The Taming of the Shrew tells the story of Baptista, a wealthy merchant of Padua, Italy (although originally written as a part for a man, it was deftly transformed into a woman's part, played by junior Rebecca Lawrence), who has two daughters: the lovely, sought-after Bianca (senior Aja Munsell), and the shrewish Katherine (junior Maya Murphy). When Baptista declares that Bianca will not marry until her older sister has been married off, her suitors devise a number of schemes to win her and convince a visiting friend, Petruchio of Verona (senior Kailin Clark), to woo Katherine and win her large dowry. A marriage is arranged, and Petruchio sets out to tame Katherine.
"It's an ironic title, because Kate is never actually tamed," says Sapp. "Instead of being tamed, she evolves into a complex character, as does Petruchio." While it appears that Katherine has become meek and submissive by the play's end, instead the characters have achieved mutual trust and respect, along with a "real, true, profound love. She can put herself in a subservient position, knowing that he won't take advantage of her," says Sapp.
This concept was also conveyed by the fascinating and simple use of sets. Covering the walls of both stage and the theater were copies of artwork done by graphic artist M.C. Escher. "We wanted a set that would portray the fact that things aren't what they seem," says Sapp.

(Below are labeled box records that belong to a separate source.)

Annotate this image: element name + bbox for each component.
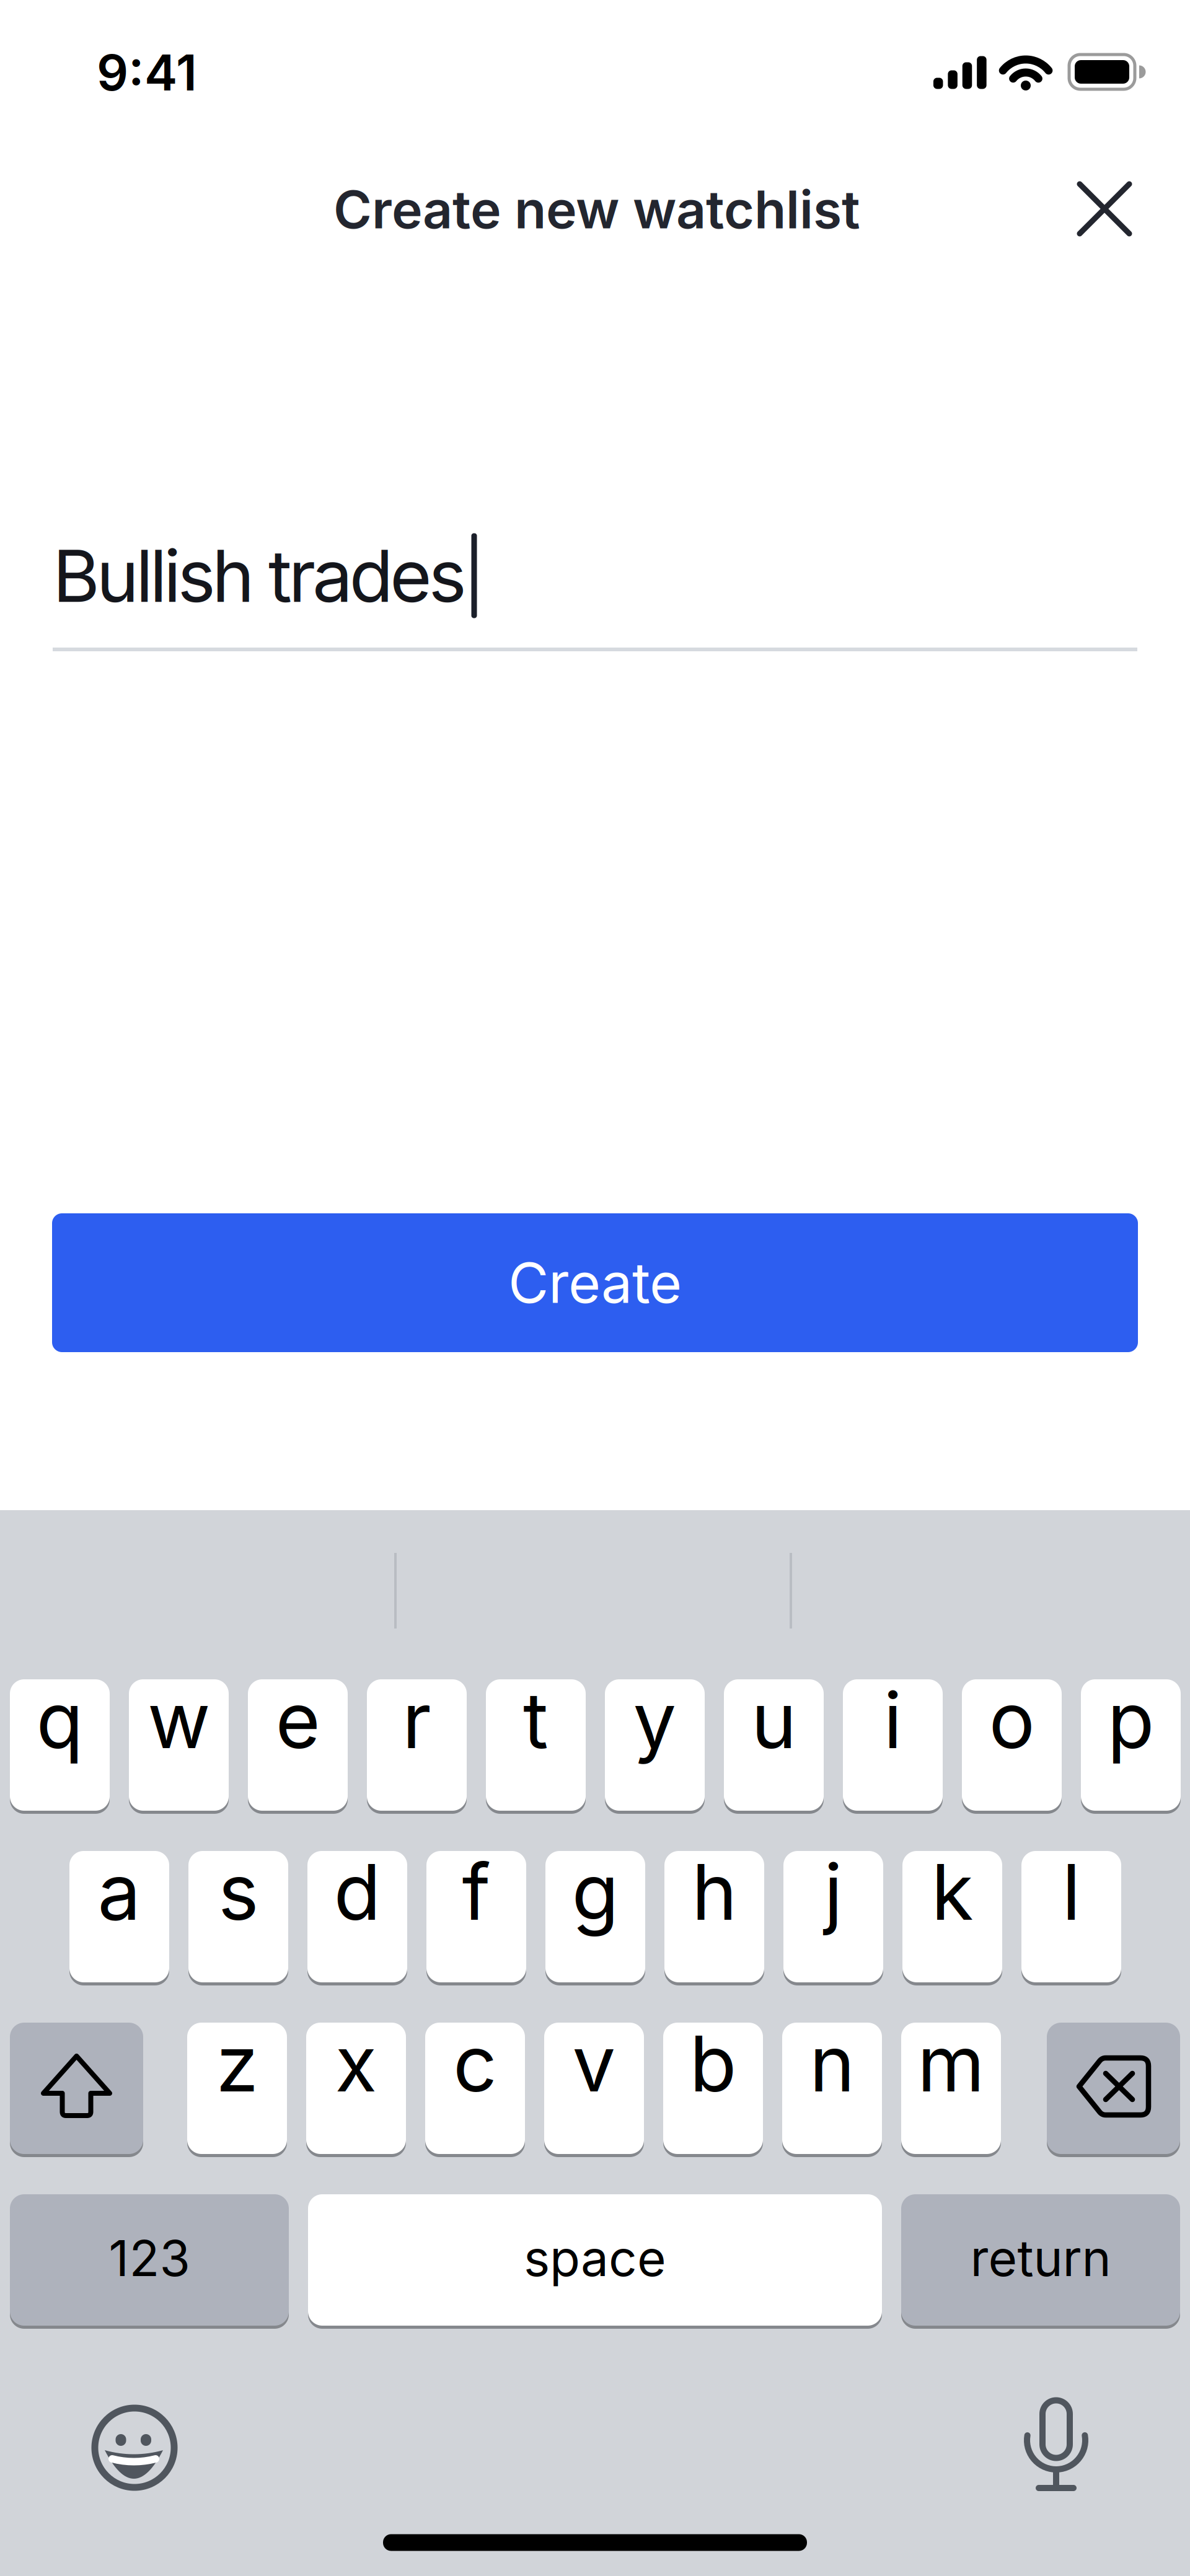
staticText: j	[824, 1847, 843, 1937]
button[interactable]: y	[605, 1677, 705, 1813]
button[interactable]: t	[486, 1677, 586, 1813]
button[interactable]: g	[545, 1848, 645, 1985]
staticText: z	[216, 2018, 258, 2109]
staticText: a	[98, 1847, 141, 1937]
staticText: y	[633, 1675, 677, 1766]
staticText: o	[989, 1675, 1035, 1766]
staticText: f	[462, 1847, 491, 1937]
staticText: l	[1062, 1847, 1081, 1937]
staticText: p	[1107, 1675, 1154, 1766]
staticText: c	[453, 2018, 497, 2109]
staticText: u	[751, 1675, 796, 1766]
staticText: i	[884, 1675, 902, 1766]
staticText: r	[402, 1675, 431, 1766]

Escher's use of spatial illusions, shadows and perspective require a second look to absorb and understand · as does The Taming of the Shrew.
Carlisle students involved in The Taming of the Shrew were: Jennie Siegel (a Lady) , Nicolle Armistead (a servant), Amy Chateauneuf (a servant), Mike Chateauneuf (Biondello), Patrick Offenheiser (Vincentio), Jacquie O'Kelly (Curtis), Ariel Morrison (Bianca's servant), Michael Johnson (stage manager, set construction and design) and Cait Phillips (set construction and design).